Monday 7 November 2011

Day of rage as SS2 students go on rampage over mass failure

BY DEMOLA AKINYEMI, ILORIN

KWARA State government surely got what it didn’t bargain for when the results of the promotional examinations to SS3 were finally released to the respective schools and then pasted on their notice boards.

Earlier in the week, at a meeting with the school principals, while officially presenting the results to them, Commissioner for Education and Human Development, Mallam Raji Mohammed was furious over the poor performances of the SS2 students and wondered how 42 per cent of the pupils could not pass English and Mathematics and indeed other core subjects and be promoted to the next class. Mohammed, however, said that 7000 candidates who had five credit passes and above, including English and Mathematics or either of the two, would have their National Examination Council fees paid by the state government.

He explained that 11,590 students who were unable to pass either Mathematics or English and had three credit and above are to resit the subjects in SS2. The Commissioner, however, charged the teachers to work towards increasing the number of students of English language and Mathematics in both WAEC and NECO, and solicited for the support of the communities in improving the quality of education in the state.

Quality of education

The Commissioner who solicited for the support of the communities in improving the quality of education in the state following the dismal performance of the students, stressed that their support became necessary as 42 per cent of the 31,590 candidates who sat for this year’s promotional examination to SS3 failed; a situation that made it imperative for them to repeat the class so as to improve the quality of education in the state.

But no sooner were the results pasted on the notice board of the respective secondary schools on Tuesday than all hell broke loose.The pupils, according to Vanguard Metro, VM, findings claimed that the results pasted against their names did not reflect what they considered their good performance at the examinations.But the school authorities were quick to point out that the examinations were marked interchangably by experienced teachers and markers from other schools; so what the students got was what they deserved.

At Government Day Secondary School, Adeta, in Ilorin,the school principal, Alhaja Fatimat Ayedun, escape death by the whiskers from the pupils who hauled stones at her. She ran in and out of her office and was ferried away from the crisis point by the officials of Civil Defense Corps posted to the school.

While narrating her ordeal to VM, she expressed shock at the development, saying that immediately the results were pasted on the notice board: “All of a sudden, we just saw them throwing stones; I was confused and surprised because they know as we do that we were not the markers, the examinations were not marked in this school. We wanted to call the police, but they quickly went and locked the gate. That prevented the police from coming inside the school premises, and the teachers also could not leave the compound. They would have killed me if not for God. Some of my female teachers stood by me, but surprisingly all the male teachers ran away”.

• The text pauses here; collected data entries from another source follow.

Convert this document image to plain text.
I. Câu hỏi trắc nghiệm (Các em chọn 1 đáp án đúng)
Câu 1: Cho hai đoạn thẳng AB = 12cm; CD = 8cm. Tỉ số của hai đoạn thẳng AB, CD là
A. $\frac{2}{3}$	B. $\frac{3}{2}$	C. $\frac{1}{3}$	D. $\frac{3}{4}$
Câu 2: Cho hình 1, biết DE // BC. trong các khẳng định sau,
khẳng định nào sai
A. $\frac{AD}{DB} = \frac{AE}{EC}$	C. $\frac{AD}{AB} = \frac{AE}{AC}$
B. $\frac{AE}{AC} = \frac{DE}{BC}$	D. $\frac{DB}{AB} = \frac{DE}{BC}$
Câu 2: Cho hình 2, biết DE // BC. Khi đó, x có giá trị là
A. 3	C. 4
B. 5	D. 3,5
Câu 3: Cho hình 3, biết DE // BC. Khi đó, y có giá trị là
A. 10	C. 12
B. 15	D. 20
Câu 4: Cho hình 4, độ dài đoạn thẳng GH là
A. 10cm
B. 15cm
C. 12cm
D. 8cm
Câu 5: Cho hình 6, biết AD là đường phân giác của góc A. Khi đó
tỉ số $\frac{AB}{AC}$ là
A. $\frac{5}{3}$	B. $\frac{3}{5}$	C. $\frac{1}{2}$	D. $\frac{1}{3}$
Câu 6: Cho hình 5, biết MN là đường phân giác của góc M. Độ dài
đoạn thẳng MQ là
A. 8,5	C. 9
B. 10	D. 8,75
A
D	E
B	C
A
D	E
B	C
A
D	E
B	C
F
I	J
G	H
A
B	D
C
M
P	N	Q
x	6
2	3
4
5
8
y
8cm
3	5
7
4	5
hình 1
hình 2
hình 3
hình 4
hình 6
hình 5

When VM visited the school, there were still broken bottles, stones used as missiles, and remnants of the broken louvre glass and metalic pieces from the damaged ceiling fans in her office. At Government Day Secondary School at Alore,also in Ilorin, it was a different ball game as the school principal was lucky not to have been around when the pupils went on rampage and threw the entire school compound into pandemonium.

Irate pupils at Baboko Secondary School, Ilorin, were even more daring as they fired gunshots into the school from the back of the school fence. This happened as the school authorities were trying to calm down some of the failed students and return them to class.

The Commissioner who later visited the affected schools and addressed the SS2 pupils assembled by their teachers directed them to go home and bring their parents/guardians for a meeting with him, so as to sign undertaking of good behaviour before they would be allowed to return to school.

He told them that whoever failed to bring his/her parent should consider him/herself expelled from the school, saying that government could not condone such pupils who would be a bad influence to others in the school. He added that the damaged government properties in the affected schools would be replaced by the protesting students to further serve as punishment to them.

The Commissioner, who particularly noted that the attitude of the young pupils showed that the society itself has failed, said that the school teachers and indeed the parents and guardians, should be blamed for the unruly behaviour of the pupils.